Василий нагнулся и растер побитое кнутом место:
- Может, к холодам наши вернутся. Взяли б в саперы! Минами фрицам ноги поотрываю.
- Сыночка, не жалко? - Мама присутствие духа не теряла. Пошутила даже. - Ножки у них тонкие, курячьи... Животы наели, а ножки тонкие...
- Не жалко.
Мама отдала старшему сыну бадью с квашней и пошла в избу. В избе всегда было чисто, прибрано. А сейчас немцы резали кур и перья летали по горнице, как снежинки. На столе рядом с тушками была кучка из пяти отрезанных голов. Немцы ощипывали тушки. Марья Ивановна подошла к красному углу, перекрестилась и попыталась снять одну из икон. Ефрейтор вскочил и схватил ее окровавленными пальцами за запястья:
- Матка! Самогон, матка!
- Давно без мужа живу.
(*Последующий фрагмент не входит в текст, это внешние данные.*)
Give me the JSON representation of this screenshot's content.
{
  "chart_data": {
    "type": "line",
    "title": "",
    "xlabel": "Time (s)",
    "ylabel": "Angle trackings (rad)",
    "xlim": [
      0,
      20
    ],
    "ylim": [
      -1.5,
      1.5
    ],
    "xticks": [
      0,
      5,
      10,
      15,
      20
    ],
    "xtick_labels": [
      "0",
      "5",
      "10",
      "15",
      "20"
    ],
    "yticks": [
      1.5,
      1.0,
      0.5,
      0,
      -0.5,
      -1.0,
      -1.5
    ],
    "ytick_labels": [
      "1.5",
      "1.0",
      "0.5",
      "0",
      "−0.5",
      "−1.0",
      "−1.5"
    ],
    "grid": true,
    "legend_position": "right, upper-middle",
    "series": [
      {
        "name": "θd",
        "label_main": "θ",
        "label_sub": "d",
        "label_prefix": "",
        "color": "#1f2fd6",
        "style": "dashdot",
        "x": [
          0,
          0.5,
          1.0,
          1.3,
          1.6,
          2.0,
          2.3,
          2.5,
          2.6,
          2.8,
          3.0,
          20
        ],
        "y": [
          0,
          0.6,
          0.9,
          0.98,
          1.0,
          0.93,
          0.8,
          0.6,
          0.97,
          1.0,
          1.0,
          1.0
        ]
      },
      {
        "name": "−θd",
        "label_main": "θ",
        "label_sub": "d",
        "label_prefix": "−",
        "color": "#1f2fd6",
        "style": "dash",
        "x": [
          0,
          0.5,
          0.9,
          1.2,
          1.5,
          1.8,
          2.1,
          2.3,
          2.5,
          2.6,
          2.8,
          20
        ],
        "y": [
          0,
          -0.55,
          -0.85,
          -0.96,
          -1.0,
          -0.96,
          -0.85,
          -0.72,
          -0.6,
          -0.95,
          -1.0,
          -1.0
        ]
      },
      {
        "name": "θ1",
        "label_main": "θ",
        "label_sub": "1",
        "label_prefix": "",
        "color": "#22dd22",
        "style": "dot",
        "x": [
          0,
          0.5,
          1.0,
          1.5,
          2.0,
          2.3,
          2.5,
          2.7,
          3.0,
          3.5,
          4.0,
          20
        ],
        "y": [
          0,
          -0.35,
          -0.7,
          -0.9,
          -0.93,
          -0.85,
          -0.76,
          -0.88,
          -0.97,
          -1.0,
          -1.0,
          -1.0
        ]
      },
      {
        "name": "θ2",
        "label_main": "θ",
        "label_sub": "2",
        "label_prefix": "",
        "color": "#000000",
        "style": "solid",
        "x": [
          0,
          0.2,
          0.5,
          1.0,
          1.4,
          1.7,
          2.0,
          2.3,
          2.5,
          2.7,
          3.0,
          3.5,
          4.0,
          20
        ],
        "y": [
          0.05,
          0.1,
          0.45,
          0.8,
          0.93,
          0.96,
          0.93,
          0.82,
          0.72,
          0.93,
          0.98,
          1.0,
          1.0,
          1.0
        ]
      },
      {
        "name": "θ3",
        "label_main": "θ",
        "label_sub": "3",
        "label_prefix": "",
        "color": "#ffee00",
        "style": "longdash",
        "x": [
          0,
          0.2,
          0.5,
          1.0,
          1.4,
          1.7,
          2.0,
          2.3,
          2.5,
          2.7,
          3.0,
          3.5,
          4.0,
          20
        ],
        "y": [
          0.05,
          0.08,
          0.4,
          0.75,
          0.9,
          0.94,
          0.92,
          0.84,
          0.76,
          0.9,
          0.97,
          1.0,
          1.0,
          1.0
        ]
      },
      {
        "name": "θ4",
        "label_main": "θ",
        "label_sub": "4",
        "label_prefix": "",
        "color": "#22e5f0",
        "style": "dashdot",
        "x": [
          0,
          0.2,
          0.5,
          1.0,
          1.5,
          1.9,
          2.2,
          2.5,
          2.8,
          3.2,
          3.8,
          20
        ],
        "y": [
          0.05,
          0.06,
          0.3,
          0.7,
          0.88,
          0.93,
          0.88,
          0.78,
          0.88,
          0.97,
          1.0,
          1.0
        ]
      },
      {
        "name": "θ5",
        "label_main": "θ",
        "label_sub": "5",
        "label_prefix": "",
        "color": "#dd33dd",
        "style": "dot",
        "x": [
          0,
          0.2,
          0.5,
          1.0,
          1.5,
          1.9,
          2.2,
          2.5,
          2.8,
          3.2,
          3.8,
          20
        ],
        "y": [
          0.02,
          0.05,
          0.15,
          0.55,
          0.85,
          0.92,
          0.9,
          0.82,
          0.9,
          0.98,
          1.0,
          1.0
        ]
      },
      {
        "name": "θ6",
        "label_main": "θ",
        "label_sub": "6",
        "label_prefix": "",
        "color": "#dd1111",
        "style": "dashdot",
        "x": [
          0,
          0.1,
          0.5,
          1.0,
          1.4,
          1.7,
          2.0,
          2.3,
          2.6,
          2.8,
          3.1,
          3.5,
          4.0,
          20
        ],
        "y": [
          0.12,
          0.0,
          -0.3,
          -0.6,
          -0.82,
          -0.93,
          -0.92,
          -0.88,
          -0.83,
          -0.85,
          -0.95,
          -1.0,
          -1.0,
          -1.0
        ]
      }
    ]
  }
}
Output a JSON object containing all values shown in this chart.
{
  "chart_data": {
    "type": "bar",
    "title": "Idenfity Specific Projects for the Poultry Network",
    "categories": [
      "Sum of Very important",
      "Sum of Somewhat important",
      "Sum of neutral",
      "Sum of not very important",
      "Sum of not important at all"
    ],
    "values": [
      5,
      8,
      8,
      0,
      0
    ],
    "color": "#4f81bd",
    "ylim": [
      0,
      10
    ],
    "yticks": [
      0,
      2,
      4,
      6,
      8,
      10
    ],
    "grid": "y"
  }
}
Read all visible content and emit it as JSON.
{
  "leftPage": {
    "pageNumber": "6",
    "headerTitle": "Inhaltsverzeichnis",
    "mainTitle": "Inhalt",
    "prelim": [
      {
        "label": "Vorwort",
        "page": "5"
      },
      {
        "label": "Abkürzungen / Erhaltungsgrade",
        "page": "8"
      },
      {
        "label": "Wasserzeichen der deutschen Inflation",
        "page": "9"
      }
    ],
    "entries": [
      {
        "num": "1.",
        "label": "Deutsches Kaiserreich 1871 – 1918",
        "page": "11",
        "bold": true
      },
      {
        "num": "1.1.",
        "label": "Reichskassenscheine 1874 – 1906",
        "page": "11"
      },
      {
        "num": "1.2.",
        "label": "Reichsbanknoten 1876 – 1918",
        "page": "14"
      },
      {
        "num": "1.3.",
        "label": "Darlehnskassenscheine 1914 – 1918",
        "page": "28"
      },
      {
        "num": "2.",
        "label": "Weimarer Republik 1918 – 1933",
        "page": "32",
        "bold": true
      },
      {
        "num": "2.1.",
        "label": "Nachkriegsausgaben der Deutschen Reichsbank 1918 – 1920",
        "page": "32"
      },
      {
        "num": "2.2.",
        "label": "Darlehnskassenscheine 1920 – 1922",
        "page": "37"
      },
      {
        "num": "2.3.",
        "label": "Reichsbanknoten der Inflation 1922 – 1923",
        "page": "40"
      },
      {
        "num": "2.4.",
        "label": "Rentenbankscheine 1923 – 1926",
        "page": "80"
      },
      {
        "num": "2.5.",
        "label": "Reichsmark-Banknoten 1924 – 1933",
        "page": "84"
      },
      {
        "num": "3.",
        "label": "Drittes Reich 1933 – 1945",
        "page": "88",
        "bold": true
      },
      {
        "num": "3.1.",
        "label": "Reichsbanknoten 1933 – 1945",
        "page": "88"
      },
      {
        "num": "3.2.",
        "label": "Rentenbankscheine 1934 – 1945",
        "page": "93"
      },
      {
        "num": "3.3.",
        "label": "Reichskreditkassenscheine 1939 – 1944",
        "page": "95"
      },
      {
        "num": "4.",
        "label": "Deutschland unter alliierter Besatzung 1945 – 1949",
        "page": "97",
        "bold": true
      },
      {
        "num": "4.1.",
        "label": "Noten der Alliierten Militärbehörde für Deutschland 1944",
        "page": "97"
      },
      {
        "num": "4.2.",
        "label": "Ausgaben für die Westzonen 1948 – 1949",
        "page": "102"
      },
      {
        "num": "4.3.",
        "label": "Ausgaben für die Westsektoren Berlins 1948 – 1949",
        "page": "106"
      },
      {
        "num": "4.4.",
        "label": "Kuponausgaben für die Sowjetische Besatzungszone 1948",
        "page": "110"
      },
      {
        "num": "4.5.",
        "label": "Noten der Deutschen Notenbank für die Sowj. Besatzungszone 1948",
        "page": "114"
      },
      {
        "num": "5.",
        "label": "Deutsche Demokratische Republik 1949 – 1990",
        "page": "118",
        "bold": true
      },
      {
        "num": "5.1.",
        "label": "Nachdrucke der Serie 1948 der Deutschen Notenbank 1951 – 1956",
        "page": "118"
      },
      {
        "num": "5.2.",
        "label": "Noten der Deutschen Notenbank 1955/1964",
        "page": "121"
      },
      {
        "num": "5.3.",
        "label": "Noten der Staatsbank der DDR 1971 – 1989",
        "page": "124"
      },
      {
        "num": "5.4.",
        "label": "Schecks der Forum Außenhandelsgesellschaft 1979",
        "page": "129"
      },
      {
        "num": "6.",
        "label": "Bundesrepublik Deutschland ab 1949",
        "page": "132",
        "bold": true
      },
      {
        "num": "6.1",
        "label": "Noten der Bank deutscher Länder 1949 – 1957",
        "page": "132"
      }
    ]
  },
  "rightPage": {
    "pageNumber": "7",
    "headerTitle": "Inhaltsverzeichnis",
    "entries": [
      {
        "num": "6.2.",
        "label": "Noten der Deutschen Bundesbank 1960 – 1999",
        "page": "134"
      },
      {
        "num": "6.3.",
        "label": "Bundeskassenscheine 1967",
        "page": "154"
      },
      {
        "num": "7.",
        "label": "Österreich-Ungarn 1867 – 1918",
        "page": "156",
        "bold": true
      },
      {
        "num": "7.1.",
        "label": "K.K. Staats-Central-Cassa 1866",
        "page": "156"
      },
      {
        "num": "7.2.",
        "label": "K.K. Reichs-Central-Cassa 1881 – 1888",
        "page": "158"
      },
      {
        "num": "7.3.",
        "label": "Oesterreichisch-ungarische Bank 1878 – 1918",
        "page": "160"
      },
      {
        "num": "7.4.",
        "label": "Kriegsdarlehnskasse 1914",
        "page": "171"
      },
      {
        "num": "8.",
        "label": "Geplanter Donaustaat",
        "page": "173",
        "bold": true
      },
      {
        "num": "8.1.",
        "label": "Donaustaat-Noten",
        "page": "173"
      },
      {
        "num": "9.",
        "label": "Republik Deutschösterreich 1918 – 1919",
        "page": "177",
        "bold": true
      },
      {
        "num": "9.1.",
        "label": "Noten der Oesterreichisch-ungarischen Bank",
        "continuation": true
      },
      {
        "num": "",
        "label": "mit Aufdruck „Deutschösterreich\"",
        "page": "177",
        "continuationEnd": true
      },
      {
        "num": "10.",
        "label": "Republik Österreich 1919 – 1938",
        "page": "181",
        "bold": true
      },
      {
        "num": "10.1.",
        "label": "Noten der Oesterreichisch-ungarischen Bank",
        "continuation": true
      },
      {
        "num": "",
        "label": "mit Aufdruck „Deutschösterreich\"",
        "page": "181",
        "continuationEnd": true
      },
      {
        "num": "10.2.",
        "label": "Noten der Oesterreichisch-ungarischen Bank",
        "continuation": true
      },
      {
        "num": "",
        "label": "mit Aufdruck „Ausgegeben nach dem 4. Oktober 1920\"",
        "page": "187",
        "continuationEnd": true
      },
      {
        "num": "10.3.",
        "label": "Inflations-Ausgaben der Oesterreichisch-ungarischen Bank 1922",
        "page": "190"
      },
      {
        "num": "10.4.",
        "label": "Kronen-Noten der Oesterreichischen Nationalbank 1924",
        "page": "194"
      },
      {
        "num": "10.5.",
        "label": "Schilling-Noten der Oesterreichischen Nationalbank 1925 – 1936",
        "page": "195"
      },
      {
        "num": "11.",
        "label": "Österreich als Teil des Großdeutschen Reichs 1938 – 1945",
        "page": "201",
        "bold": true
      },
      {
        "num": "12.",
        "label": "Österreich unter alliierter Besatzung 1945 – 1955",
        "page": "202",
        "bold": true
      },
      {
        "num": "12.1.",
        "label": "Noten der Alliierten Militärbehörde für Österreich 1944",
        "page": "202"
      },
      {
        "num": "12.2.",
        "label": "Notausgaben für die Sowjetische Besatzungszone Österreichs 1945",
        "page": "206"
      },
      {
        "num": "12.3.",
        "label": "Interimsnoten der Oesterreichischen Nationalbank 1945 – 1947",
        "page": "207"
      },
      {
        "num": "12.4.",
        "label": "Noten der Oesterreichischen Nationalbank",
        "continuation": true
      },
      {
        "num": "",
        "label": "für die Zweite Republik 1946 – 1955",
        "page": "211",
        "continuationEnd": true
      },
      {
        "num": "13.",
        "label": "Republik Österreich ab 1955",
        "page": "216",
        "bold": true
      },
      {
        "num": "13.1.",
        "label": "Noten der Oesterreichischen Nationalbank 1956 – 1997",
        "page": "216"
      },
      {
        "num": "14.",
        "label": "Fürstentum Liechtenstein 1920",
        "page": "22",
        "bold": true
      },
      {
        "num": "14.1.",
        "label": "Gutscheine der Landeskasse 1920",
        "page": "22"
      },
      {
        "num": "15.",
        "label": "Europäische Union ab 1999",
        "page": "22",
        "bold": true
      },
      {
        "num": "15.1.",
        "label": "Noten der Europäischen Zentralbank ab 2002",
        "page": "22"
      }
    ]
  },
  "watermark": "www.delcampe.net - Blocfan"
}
Нет самогона. - Чтоб немец лучше понял, она крикнула: - Нет самогона!
- Найн самогон, найн Гот!
Немец в подтяжках, продолжая ощипывать курицу, подтвердил:
- Нет самогон, нет досики с Бог!
- Значит, не отдашь? - Марья Ивановна освободила руки от немецких пальцев.
- Найн, матка. Найн.
- Вот же троица поганцев! - сказала Марья Ивановна, уходя.
Василий и Боря рассматривали немецкий мотоцикл. В коляске дремал немец, он был часовым. Тогда у немцев было много побед, и война им не казалась трудной. Изредка немец мутным взглядом посматривал на ребят, но его глаза быстро опять закатывались в сон. Василий насмешливо прошептал:
- А ты говорил, что немцы сюда не доедут.
- Так вон сушь какая стоит! Смотри, у них колесо коляски тоже ведущее. С такой техникой им даже наши болота нипочем.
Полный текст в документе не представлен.